Orange-fleshed sweetpotato (OFSP) is an excellent source of beta-carotene, which becomes vitamin A in the body. The crop can thus be a lifesaver for children during their first 1000 days, when vitamin A is essential for the development of good eyesight and good health. Vitamin A is also vital for breastfeeding mothers or women in their late pregnancy.
In an effort to reduce vitamin A deficiency in vulnerable households in sub-Sahara Africa, the International Potato Center (CIP) and partners distributed OFSP planting material to mothers and provided them with nutrition education and agronomic training. The aim was to convince and enable smallholder farmers to grow and consume OFSP, and thereby reduce the prevalence of vitamin A deficiency. But those farmers need to maintain their own planting material for subsequent growing seasons if their families are going to enjoy the health benefits of OFSP in the long term.
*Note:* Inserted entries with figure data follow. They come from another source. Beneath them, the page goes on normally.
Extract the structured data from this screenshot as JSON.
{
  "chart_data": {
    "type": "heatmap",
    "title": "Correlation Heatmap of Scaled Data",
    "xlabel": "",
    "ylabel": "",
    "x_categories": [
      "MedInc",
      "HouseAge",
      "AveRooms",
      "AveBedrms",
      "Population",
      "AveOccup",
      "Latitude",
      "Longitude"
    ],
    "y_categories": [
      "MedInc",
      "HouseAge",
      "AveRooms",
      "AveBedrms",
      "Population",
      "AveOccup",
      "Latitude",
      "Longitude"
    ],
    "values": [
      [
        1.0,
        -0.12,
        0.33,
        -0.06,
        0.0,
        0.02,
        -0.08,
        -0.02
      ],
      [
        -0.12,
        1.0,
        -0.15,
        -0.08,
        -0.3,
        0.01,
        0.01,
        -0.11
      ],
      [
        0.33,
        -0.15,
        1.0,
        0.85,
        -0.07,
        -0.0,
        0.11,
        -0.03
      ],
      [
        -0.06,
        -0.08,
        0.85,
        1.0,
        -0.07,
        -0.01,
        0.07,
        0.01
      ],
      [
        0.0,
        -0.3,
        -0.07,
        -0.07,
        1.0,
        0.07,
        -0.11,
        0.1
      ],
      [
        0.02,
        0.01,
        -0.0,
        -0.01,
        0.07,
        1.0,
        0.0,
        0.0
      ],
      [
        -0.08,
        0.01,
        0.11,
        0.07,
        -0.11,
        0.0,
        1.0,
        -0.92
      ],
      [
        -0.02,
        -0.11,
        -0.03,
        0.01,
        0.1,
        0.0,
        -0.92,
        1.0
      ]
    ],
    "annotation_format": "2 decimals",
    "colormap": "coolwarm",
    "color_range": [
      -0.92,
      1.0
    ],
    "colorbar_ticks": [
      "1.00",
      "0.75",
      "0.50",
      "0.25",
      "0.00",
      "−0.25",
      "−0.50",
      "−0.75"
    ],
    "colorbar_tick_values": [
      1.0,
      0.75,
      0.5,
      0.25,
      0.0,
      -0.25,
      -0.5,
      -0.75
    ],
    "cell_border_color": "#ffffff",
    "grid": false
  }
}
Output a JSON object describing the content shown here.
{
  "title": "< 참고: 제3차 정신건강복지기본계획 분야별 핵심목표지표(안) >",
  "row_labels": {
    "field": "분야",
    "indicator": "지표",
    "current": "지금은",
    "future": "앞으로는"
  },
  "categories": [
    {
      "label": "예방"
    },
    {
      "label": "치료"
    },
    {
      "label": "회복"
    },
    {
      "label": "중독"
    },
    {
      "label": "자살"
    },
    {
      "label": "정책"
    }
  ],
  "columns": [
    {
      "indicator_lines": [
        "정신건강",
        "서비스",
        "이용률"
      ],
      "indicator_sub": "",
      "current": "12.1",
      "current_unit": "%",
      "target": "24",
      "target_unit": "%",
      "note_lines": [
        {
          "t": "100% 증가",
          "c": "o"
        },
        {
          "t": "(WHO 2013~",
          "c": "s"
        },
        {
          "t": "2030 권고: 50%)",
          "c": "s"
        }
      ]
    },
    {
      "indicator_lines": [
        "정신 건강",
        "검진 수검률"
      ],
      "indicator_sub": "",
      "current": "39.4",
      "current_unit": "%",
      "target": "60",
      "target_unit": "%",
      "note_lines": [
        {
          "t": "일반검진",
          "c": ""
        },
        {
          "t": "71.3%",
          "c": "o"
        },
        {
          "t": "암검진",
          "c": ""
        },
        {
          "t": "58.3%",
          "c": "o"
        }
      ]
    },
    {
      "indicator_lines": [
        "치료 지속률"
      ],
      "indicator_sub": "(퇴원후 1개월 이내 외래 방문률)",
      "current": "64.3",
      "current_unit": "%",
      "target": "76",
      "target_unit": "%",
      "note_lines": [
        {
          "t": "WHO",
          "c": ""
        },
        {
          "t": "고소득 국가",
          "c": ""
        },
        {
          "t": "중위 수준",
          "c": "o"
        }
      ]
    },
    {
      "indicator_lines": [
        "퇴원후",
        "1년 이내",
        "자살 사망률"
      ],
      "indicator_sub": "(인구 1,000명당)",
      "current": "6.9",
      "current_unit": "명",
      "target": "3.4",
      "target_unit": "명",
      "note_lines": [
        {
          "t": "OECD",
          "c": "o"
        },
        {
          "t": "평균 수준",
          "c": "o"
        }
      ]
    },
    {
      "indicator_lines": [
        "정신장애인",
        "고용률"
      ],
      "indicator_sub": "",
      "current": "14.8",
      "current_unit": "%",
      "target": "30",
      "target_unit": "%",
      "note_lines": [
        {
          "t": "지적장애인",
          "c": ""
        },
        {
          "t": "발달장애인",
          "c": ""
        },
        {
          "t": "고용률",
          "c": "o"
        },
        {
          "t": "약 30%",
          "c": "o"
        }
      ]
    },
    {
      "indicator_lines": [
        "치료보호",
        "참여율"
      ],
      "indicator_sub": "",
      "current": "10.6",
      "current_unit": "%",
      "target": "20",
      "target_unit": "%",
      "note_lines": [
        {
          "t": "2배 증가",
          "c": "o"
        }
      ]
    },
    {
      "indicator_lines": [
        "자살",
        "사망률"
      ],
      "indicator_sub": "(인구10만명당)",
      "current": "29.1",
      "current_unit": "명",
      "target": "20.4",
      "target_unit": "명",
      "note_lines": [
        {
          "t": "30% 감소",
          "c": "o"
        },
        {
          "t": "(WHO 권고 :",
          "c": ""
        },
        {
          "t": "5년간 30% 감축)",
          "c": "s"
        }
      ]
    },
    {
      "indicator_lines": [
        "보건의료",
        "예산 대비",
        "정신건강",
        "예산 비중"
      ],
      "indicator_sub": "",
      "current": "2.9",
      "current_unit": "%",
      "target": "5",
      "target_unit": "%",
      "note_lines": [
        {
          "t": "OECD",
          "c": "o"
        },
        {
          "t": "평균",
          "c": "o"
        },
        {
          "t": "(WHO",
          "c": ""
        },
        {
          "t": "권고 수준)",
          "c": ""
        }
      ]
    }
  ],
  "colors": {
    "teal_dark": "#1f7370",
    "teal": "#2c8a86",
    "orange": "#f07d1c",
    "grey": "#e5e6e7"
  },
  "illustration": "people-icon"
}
And they did.
A recently published study by CIP researchers conducted in western Kenya, which sought to determine the effectiveness of this approach, found that farmers who received OFSP vines were likely to retain the crop and share it with others. The researchers determined that the retention rate was quite high, even when households received only 100–200 vines to plant. They also found that early adoption and diffusion was strongly influenced by information received by households and the channels used to disseminate it (agriculture-nutrition education and extension).
The researchers used quantitative methods, specifically regression analysis, to isolate the factors that influence early adoption and farmer-to-farmer diffusion and their causal effects, after determining retention rates. The study also explored the number of vines required per household for successful bulking for subsequent seasons. On average, 76% of households who received 100–200 vines of the VITAA and Kabode OFSP varieties in 2014 still had and planted one of those varieties a year later. A slightly lower proportion (62%) continued to plant both varieties of OFSP. Both cases refer to the short rain season of 2014.
Retention rates were significantly lower during the long rain season (32% for both and 36% or one) indicating a strong seasonality effect on retention rate. With respect to farmer-to-farmer sharing, the team found that 25% of farmers who received OFSP vines from the project shared them with their neighbors over the 1-2-year period.
Among the key factors determining early adoption were distance to a health facility (a source of nutrition education and counseling), listening to radio programs about OFSP, participation in project-convened field days, living near a community health volunteer (CHV), and having a plot of land in the lowlands. In the case of early farmer-to-farmer diffusion, factors such as education level, participation in mother-to-mother club meetings, living near a CHV and having plot of land in the lowlands were key drivers.
The study was conducted in 2016 and focused on households who received OFSP vines for planting in 2014 and 2015 under the Scaling Up Sweetpotato through Agriculture and Nutrition (SUSTAIN) project. In addition to OFSP planting material, those households went through intensive training in sweetpotato agronomy; maternal, infant and young child feeding practices and nutrition; and demonstrations of diversified utilization of sweetpotato.
SUSTAIN’s first phase (2013-2018) aimed to scale up the nutrition benefits of biofortified OFSP to smallholder farming households with children under five years in target countries. The project, funded by UKAid, supported an integrated set of interventions in agriculture, nutrition and marketing to increase production and consumption of OFSP. By the end of its first phase (by June 2018), the project had surpassed its initial target of 1.2 million farming households in five countries growing and consuming the pro vitamin A rich OFSP by over 40 percent.